Of course, while I was in Dublin, I checked out the wonderful libraries. Trinity is, alas, in the midst of a major renovation, but I made the pilgrimage to the Book of Kells, and I squeezed in some time for both the grand duchesses and Jesuit libraries in Marsh's Library. And I'm so pleased to have added that, UCD, and the Teresiana in Mantua to the list of libraries I've researched at, along with two archives in Mantua. In addition, after more than a quarter century, I returned to the Riccardiana, Moreniana, and Marucelliana libraries in Florence--and of course I went to my usual haunts, Archivio di Stato di Firenze and the Biblioteca Nazionale Centrale di Firenze.

Travel is rough--especially the actual travel, on planes and trains, especially if you pick the wrong airport to transfer through (I'm looking at you, Dulles and Frankfurt)--but it's also so many wonderful things. I felt something akin to healing upon returning to Italy for the first time since 2019 (and to Ireland for the first time since 1987!). No doubt, some of that is associated with the relief I feel in knowing how easy it is to navigate both places with celiac disease. It's terribly anxiety-producing to me to eat in restaurants here in the US, but I've had only positive experiences in Ireland, Italy, Spain, and Belgium (the four European countries I have visited since my 2015 diagnosis).

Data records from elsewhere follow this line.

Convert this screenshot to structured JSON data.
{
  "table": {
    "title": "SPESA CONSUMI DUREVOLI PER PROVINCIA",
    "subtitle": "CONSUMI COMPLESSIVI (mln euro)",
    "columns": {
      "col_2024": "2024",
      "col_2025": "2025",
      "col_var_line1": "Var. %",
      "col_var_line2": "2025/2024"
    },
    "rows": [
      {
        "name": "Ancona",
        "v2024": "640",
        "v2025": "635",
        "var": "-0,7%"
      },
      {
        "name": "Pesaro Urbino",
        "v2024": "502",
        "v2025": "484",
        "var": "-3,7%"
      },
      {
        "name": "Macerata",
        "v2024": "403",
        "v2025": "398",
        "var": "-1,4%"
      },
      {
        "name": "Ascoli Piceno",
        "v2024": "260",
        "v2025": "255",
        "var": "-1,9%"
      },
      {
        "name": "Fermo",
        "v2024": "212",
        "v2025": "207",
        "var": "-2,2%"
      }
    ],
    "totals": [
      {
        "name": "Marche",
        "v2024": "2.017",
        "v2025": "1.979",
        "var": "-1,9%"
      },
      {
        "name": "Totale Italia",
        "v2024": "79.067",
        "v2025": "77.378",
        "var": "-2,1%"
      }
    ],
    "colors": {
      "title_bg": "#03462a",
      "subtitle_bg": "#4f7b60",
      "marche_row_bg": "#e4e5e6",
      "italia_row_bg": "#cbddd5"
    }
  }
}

And now I'm back in Georgia, and since I'm not teaching this summer, I am trying to balance out my time to ensure that the EJLPP continues strongly. I will be interviewing students for research assistantships in the fall (working on women printers) and have a promise from another student that they are going to sign up for an internship working more directly with the database. In the meantime, I'm still adding lines--today, I passed 6,520--and I'm still wishing that there were more hours in the day and/or that I had more assistants. I will also try to get on a better schedule for blog posts, once i catch up with a few other things!

Thanks, as always, for reading and checking in.